Chapman Lake is Monday night, Lake Wawasee is Tuesday night, Winona Lake is Thursday night and Tippecanoe Lake is Friday night. Each of the tours is from 7 to 9 p.m.

“Everybody comes on their own boat and they tune in to a radio station that me, as the narrator, am broadcasting from. So they can be safely on their boat, having their own food and drinks, friends and family, whatever they want on their boat, but they can tune in,” Bosch explained. “I’ve given everybody on those eco tours a cell phone number that they can then text questions during the eco tour then we can real-time answer those questions, or sometimes I’ll ask questions and people will text back in their answers.”

This year, because it’s the Lilly Center’s 15th anniversary, there’s a historian from each of the particular lakes that will be a part of the eco tours.

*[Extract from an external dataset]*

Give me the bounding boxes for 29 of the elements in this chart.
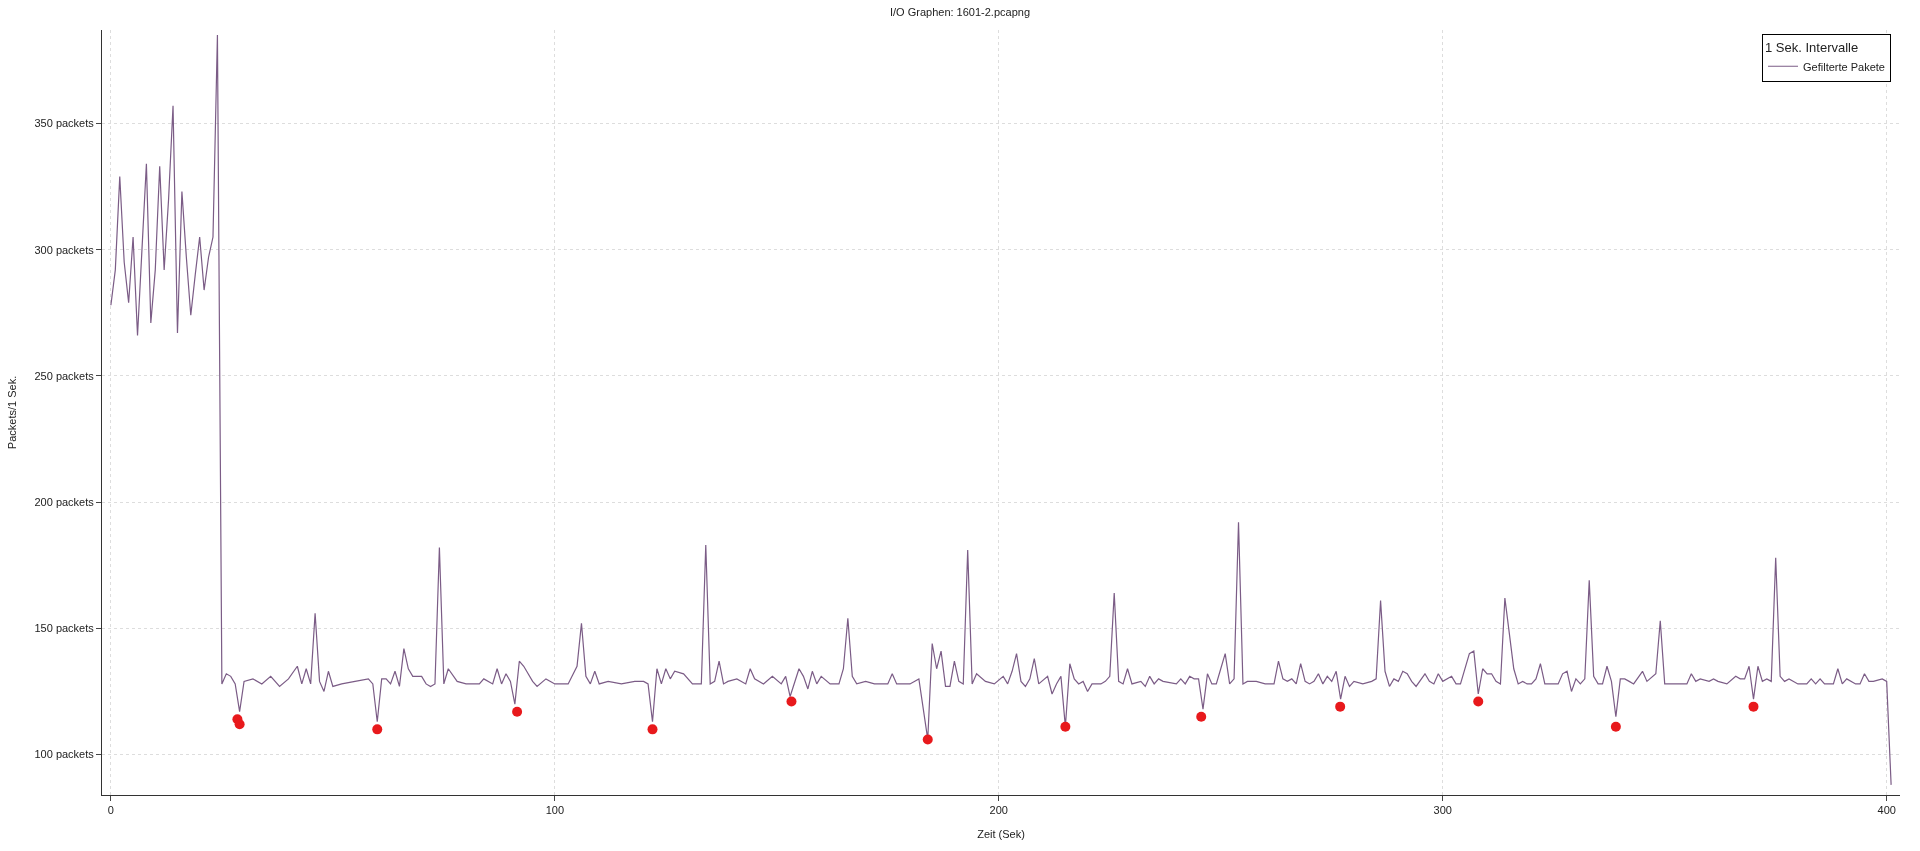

“I think that’s going to add another flavor of what did this lake used to be like, who were some of the residents around the lake, how did they used to interact with the lake, what’s changed. And when we merge that in with some of the research data that we’re collecting, it can tell a pretty interesting story,” Bosch said.

Many of the partners that the Lilly Center works closely with had booths at Saturday’s festival, including Acres Land Trust, KC Recycling Depot, Soil & Water Conservation District and the Indiana Department of Natural Resources.

“With Acres Land Trust, looking at land stewardship, how do we properly take care of the land. They’ll put land into conservation trusts or own the land themselves to protect it from potentially harmful uses in the future, which could negatively impact lakes and streams,” Bosch said. “KC Recycling Depot has a lot of different messages, talking about different toxic substances … how do we keep those things out of our lakes.”

He said the Soil & Water Conservation District works a lot with agricultural producers in the watershed/drainage areas around the lakes to implement better practices on their acres in order to have less nutrients and sediments run off into the lakes and streams.

The Indiana DNR is tasked with enforcing environmental rules that the state has, “so that goes a long ways as well to protect our water resources in the state,” he said.

From year one of the Lakes Festival, Bosch said the underlying goal always has been “education, changing behavior to again raise up that water literate generation of folks in our community. … But we always do it under the allure of the carnival atmosphere. You’ve got the inflatables, the spider jump, you’ve got the climbing wall, you’ve got the blues concerts …. we’ve had Lake City Skiers and we’ve got the Aqua Glide out there. So all of those things are meant to draw people in, but the purpose behind it is, ‘Let’s take better care of our lakes.”